At one point, an Emery representative said that if other airlines were put under the scrutiny Emery has endured, the public would see their "warts," too.

An NTSB member retorted that the more appropriate description was "cancer."

Clearly, NTSB members were not impressed with what they heard. Emery representatives were evasive and contradicted themselves. Beyond their frustration with the lack of answers they were getting, NTSB members had to be troubled about the big picture, not just Flight 17.

Hit-and-miss oversight of matters that have life-and- death implications is terrifying testimony. Missing bolts, poor inspection manuals, repeated maintenance mistakes — all these things should be enough to give a regulator sleepless nights.

The NTSB's main job is to rule on the likely cause of the crash of Flight 17. But it also can make recommendations to the FAA about rules for the airline industry, and it can publicly expose practices and patterns that it deems dangerous. The power of these hearings can't be minimized — provided, of course, the right questions are asked and the right answers are demanded.

Already the NTSB is stepping on touchy ground. Emery isn't under the microscope alone. So is the FAA. If Emery wasn't following FAA rules, if it was avoiding oversight, if FAA rules were lax or the agency was belated in discovering safety problems, the FAA looks bad, too.

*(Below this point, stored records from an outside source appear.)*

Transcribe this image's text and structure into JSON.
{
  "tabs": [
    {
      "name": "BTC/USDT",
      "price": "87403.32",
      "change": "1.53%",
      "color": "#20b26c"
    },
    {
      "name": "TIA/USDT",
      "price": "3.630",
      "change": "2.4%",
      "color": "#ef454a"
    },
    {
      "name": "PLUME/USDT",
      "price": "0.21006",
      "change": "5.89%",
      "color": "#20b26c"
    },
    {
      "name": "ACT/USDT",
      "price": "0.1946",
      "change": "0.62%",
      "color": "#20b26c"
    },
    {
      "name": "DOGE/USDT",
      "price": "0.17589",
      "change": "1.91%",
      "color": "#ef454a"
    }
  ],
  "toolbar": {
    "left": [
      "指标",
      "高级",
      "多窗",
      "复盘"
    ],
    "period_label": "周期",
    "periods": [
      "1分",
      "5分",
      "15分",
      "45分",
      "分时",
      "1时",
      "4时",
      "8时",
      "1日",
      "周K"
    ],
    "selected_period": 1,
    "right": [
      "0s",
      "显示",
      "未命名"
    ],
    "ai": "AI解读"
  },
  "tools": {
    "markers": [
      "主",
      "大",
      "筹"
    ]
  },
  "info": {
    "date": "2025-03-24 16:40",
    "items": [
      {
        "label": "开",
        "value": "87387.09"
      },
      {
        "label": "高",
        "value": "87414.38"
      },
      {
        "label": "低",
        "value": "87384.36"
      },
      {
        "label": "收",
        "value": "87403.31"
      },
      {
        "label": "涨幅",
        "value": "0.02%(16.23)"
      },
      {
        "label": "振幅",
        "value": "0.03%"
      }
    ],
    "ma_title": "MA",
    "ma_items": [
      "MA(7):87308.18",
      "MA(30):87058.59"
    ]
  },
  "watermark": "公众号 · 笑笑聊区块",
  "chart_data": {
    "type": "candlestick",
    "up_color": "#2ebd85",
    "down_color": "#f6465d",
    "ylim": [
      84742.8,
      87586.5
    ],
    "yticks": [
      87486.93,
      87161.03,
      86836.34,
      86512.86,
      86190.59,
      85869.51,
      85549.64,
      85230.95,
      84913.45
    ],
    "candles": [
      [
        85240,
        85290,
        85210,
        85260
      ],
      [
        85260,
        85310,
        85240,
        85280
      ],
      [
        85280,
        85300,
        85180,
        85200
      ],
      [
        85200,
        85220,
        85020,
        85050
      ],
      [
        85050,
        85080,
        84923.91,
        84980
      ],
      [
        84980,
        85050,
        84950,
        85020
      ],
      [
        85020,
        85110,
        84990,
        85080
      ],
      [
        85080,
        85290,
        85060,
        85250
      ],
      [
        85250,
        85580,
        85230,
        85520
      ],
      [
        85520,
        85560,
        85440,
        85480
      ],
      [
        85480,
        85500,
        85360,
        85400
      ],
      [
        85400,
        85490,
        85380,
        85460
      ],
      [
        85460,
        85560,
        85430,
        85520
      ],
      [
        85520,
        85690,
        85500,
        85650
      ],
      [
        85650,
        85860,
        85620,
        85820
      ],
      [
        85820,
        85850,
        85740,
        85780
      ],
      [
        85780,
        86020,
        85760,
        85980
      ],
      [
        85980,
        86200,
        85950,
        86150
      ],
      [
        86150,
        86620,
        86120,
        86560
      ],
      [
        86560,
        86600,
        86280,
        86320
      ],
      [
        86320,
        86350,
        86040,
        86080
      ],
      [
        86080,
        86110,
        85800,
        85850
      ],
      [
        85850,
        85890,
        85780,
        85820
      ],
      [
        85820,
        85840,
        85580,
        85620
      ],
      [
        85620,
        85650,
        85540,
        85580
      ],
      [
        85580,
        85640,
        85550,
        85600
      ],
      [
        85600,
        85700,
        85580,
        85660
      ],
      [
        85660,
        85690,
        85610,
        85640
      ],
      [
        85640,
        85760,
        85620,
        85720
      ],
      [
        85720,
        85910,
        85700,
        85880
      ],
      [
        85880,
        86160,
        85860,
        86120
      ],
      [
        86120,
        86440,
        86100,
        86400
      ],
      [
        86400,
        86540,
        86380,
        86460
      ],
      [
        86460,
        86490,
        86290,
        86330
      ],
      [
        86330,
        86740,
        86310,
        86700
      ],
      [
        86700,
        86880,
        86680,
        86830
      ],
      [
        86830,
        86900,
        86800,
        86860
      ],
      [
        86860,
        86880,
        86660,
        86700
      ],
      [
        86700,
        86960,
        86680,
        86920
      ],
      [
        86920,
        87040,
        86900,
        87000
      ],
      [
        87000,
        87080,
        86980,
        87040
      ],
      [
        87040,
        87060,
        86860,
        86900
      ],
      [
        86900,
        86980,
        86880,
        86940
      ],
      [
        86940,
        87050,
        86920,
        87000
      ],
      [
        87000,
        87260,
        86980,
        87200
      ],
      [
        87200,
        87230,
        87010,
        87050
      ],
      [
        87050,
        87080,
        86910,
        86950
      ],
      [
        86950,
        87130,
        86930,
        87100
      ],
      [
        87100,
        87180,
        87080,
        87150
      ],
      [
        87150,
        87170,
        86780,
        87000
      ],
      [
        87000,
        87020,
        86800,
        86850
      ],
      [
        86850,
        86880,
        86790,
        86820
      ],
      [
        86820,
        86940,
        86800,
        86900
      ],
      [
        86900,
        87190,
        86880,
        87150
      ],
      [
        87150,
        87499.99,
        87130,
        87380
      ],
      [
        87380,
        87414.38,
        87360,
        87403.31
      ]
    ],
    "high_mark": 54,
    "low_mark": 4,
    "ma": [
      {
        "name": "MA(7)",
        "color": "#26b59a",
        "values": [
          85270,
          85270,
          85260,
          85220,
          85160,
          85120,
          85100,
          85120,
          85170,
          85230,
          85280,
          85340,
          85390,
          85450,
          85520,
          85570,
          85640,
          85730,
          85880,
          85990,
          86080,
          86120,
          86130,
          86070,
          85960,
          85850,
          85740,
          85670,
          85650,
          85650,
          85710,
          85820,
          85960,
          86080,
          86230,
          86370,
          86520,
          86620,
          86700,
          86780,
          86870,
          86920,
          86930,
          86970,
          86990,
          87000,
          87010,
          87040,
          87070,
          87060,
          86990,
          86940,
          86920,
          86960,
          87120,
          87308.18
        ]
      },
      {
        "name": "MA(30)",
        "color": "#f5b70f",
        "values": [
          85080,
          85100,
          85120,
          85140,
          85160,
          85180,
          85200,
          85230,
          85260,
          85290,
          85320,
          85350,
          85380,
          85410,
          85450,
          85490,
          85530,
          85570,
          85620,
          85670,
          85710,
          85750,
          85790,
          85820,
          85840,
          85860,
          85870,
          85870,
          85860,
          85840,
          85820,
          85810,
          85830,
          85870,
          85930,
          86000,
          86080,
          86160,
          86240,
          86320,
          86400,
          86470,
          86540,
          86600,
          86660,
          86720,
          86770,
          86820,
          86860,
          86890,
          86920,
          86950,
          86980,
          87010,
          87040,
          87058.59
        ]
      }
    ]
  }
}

That the FAA is feeling heat is clear. It took its toughest stands with Emery once it was clear that the NTSB was going to probe deeply and publicly into Flight 17's crash.

Although some question whether maintenance checks-and- balances for even passenger airlines are good enough, you get the impression that there is a double standard in play — one for cargo operations and another for airlines carrying dozens or hundreds of passengers. That's a frightening thought for crew members of cargo planes, but it's also a distinction that doesn't make sense.

The cargo planes, because they're so huge and because they carry large amounts of fuel, can, in a crash, kill any number of people on the ground. Flight 17, for instance, plowed through an auto auction yard that could have been crowded with customers.

The cargo-airline industry is ballooning. Everybody wants things moved now if not sooner. And it doesn't get any faster than planes when minutes are money. But the safety of pilots and the public whom cargo planes are flying over have to be paramount.

The NTSB can help make that happen by not letting up.